Nonostante l’arresto del “capo” però, l’operatività dell’associazione non viene meno. Deputati a mantenere attive le interazioni criminali tra il vertice dell’organizzazione, gli altri sodali e gli acquirenti, infatti, sono C. G. e F. S., rispettivamente fratello e moglie del C.D., i quali intrattengono costanti rapporti con quest’ultimo attraverso i colloqui in carcere e ne veicolano poi i messaggi all’esterno, in particolare quelli relativi alla destinazione della sostanza stupefacente non ancora commercializzata e alla definizione delle pendenze economiche.È sempre il C. a gestire le operazioni, a tenere i conteggi relativi agli scambi di droga e a impartire ordini per il tramite del fratello e della moglie.

Non meno importante è l’apporto fornito da V.C. e Z. W., entrambi gravati da precedenti specifici e stabili acquirenti del C.-con il quale intrattengono fitti rapporti commerciali- chiamati a collocare lo stupefacente sul mercato al dettaglio.
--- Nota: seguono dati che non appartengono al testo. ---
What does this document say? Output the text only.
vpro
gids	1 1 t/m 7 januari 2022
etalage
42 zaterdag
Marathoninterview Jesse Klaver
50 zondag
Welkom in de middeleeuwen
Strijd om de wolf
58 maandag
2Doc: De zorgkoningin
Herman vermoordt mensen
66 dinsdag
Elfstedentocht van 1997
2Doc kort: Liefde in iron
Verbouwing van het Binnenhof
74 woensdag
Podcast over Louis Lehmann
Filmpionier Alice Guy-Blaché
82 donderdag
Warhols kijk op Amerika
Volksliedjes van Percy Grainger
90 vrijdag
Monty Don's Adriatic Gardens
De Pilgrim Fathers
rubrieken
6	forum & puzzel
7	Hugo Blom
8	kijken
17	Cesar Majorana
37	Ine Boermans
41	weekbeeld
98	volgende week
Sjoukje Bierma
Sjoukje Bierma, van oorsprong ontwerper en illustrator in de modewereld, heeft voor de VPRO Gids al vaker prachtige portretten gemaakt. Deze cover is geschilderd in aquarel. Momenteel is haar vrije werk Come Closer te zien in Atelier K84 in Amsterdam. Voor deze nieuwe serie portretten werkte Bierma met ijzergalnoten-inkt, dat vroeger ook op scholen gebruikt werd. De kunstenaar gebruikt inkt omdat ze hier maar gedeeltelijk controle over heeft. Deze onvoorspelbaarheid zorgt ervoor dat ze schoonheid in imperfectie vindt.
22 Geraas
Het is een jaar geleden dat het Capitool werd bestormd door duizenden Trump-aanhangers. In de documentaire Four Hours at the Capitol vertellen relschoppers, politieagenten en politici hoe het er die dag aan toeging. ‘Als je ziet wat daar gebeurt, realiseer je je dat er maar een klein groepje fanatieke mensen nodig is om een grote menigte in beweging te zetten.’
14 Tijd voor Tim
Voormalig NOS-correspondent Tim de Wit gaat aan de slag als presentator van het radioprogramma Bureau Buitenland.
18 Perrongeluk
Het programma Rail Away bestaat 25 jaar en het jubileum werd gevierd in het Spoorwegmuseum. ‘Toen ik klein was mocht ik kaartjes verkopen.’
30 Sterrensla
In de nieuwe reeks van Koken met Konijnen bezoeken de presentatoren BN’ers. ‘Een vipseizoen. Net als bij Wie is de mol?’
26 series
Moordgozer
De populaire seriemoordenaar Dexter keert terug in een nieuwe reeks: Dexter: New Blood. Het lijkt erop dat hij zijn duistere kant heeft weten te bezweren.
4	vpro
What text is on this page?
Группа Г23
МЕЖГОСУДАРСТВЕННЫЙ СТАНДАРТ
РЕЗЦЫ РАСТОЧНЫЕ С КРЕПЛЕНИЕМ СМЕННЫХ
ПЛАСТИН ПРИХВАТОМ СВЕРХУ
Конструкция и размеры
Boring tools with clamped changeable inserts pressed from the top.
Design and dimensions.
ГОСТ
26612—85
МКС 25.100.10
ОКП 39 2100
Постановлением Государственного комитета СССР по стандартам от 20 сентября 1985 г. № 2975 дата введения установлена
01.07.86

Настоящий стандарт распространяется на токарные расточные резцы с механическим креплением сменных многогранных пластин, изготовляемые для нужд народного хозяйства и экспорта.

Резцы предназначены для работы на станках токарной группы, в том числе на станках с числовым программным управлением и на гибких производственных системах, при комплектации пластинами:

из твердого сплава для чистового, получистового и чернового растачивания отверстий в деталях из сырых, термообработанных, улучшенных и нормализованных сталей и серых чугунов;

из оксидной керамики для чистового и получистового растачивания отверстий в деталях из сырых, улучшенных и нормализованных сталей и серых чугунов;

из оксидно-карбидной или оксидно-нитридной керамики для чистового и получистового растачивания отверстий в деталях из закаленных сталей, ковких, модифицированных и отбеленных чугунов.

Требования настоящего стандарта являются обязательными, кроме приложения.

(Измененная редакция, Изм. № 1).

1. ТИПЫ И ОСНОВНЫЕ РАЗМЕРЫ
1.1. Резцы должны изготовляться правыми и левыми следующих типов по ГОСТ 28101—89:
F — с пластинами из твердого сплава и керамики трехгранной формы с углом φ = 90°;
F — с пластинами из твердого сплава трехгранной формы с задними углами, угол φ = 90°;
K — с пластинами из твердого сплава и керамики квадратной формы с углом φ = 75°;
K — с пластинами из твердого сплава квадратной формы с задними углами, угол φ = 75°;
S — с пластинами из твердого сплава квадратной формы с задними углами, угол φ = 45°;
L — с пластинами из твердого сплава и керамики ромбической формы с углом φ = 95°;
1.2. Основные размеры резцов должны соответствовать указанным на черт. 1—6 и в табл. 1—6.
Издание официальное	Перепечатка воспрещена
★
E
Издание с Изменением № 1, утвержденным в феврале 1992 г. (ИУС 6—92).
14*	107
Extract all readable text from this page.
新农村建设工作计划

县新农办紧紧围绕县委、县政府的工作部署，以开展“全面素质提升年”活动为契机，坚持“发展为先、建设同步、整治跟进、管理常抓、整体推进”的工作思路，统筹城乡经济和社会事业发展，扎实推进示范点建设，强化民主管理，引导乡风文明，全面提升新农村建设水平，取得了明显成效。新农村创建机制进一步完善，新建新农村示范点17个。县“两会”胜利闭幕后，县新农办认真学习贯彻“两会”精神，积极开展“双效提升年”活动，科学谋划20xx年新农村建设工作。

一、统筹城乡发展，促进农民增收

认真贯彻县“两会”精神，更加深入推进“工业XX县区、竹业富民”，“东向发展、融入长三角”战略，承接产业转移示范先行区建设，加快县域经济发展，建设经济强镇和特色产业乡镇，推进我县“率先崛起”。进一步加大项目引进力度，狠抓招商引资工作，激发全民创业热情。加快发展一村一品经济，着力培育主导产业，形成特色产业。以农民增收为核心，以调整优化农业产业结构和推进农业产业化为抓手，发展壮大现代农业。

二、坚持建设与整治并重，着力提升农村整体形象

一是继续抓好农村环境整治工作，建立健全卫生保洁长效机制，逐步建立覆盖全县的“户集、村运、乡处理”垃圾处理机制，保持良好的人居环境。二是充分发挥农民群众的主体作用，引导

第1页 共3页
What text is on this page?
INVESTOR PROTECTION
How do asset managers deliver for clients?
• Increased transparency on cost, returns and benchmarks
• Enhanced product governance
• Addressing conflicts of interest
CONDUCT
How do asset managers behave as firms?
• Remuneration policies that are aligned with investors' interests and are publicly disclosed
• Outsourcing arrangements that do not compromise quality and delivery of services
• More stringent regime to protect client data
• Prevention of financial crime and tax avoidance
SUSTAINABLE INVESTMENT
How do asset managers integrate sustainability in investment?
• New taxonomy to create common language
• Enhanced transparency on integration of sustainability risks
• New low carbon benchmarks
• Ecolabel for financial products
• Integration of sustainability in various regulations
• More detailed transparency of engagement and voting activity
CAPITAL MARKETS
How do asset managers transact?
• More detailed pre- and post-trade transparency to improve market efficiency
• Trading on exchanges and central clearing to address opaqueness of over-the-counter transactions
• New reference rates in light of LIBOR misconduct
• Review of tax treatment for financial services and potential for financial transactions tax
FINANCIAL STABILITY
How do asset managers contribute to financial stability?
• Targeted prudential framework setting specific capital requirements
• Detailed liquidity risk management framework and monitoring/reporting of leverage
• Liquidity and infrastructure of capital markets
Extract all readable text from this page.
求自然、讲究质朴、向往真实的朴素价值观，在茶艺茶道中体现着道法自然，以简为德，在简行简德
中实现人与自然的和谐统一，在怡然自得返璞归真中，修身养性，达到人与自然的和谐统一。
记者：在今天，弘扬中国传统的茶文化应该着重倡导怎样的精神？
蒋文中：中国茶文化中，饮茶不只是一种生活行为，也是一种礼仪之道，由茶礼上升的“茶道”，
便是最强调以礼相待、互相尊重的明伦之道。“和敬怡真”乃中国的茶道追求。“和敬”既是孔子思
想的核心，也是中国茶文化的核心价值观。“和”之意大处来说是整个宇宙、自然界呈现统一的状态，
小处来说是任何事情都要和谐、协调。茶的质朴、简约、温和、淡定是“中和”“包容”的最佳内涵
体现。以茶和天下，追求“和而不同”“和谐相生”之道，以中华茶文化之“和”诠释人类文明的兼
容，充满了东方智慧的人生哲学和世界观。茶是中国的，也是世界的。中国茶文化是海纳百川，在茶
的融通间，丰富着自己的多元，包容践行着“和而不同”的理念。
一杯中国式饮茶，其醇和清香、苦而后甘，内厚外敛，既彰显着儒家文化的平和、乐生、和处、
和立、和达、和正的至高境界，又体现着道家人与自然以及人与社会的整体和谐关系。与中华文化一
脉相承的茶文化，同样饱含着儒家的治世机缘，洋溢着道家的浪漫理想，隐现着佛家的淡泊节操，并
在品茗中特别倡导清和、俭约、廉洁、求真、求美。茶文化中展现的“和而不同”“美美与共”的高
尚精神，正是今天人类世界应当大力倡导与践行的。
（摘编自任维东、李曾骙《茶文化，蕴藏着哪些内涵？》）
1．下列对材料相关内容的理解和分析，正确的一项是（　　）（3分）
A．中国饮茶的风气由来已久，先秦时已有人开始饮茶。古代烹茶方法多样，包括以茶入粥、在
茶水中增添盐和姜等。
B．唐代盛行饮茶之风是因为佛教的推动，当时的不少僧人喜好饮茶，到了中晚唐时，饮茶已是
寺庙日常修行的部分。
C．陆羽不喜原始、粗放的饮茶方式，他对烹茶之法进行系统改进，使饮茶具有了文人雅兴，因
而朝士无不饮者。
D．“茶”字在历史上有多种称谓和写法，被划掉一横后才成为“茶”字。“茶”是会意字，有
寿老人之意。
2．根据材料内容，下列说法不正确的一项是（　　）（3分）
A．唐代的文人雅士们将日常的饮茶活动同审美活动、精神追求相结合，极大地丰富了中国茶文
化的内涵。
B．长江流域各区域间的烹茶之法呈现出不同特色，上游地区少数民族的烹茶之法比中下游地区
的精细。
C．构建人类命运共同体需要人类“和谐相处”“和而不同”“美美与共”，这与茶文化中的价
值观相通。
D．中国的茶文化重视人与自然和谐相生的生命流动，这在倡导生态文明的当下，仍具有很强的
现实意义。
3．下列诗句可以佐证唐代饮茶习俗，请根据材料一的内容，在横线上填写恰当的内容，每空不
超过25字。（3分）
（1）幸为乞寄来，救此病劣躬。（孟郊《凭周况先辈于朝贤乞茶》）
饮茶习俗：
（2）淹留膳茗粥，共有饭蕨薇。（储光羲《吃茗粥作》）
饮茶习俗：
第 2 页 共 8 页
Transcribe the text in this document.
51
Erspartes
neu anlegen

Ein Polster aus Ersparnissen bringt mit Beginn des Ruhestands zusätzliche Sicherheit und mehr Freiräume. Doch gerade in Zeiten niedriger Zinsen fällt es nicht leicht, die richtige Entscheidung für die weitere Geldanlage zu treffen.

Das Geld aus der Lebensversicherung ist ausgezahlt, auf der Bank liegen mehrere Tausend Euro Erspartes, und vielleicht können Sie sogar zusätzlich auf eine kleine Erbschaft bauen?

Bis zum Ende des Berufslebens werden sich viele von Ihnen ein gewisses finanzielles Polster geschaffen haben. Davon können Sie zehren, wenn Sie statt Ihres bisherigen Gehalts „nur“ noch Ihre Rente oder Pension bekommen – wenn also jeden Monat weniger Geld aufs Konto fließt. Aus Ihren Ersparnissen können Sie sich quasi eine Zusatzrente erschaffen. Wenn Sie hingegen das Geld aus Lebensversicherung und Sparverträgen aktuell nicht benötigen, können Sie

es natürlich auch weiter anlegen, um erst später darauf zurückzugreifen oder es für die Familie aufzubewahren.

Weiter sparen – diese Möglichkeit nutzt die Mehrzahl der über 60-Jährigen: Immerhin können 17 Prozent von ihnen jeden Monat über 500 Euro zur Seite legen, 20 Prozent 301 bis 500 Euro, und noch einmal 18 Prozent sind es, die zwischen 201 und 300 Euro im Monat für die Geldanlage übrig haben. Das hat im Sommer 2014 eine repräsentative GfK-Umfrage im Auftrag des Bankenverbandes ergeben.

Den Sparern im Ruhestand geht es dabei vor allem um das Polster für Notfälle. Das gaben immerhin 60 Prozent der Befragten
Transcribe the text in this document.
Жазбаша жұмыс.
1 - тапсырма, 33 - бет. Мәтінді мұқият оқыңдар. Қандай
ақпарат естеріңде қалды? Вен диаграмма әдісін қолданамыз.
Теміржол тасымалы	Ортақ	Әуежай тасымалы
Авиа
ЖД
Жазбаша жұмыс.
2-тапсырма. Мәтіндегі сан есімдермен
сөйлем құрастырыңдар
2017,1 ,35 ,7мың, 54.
Il coinvolgimento dei venditori albanesi e del “gruppo di acquisto” per l’affare dei 488 kg di hashish, emerge chiaramente dalle dichiarazioni alle quali si lascia andare il C. in carcere, lamentandosi della sfortunata serie di eventi per i quali è rimasto l’unico coinvolto nell’operazione di polizia: “quella sera eravamo in sei, so ito bevuto solo io, in sei eravamo aho, tre albanesi, due con la macchina, il vecchio, il ragazzo, io, e m’hanno bevuto solo a me”. Le circostanze del suo arresto, infatti, sono strettamente connesse al ritardo dei “cavalli” del F., R.A. e P.G.: questi ultimi, incaricati di recuperare lo stupefacente, si presentano tardi all’appuntamento con il C. che, non riuscendo a portare a termine velocemente lo scambio, viene arrestato all’interno del comprensorio di Via Giovanni Spano a Dragona.In occasione del suo arresto viene anche eseguita una perquisizione all’interno del bar dove vengono rinvenuti altri 68 kg. di hashish nonché un revolver Smith&Wesson che O. O.– proprietario del locale - indica appartenere a C.D. Per tali fatti, l’O., giudicato in separato procedimento, è stato condannato in via definitiva a 4 anni e 4 mesi di reclusione. Peraltro, il revolver del bar non è l’unica arma nella disponibilità del C.Nel corso delle indagini, infatti, vengono sequestrati all’interno dell’abitazione di un soggetto estraneo all’organizzazione, un altro revolver Smith&Wesson con matricola abrasa e 153 cartucce.

Che tale materiale sia in realtà di proprietà del C. – chiamato a rispondere anche di ricettazione, detenzione e porto abusivo di armi - è non solo ammesso dal proprietario dell’appartamento, ma anche attestato dal contenuto delle intercettazioni telefoniche nelle quali il C. chiede di poter accedere al luogo adibito a nascondiglio, per recuperare il “ferro”.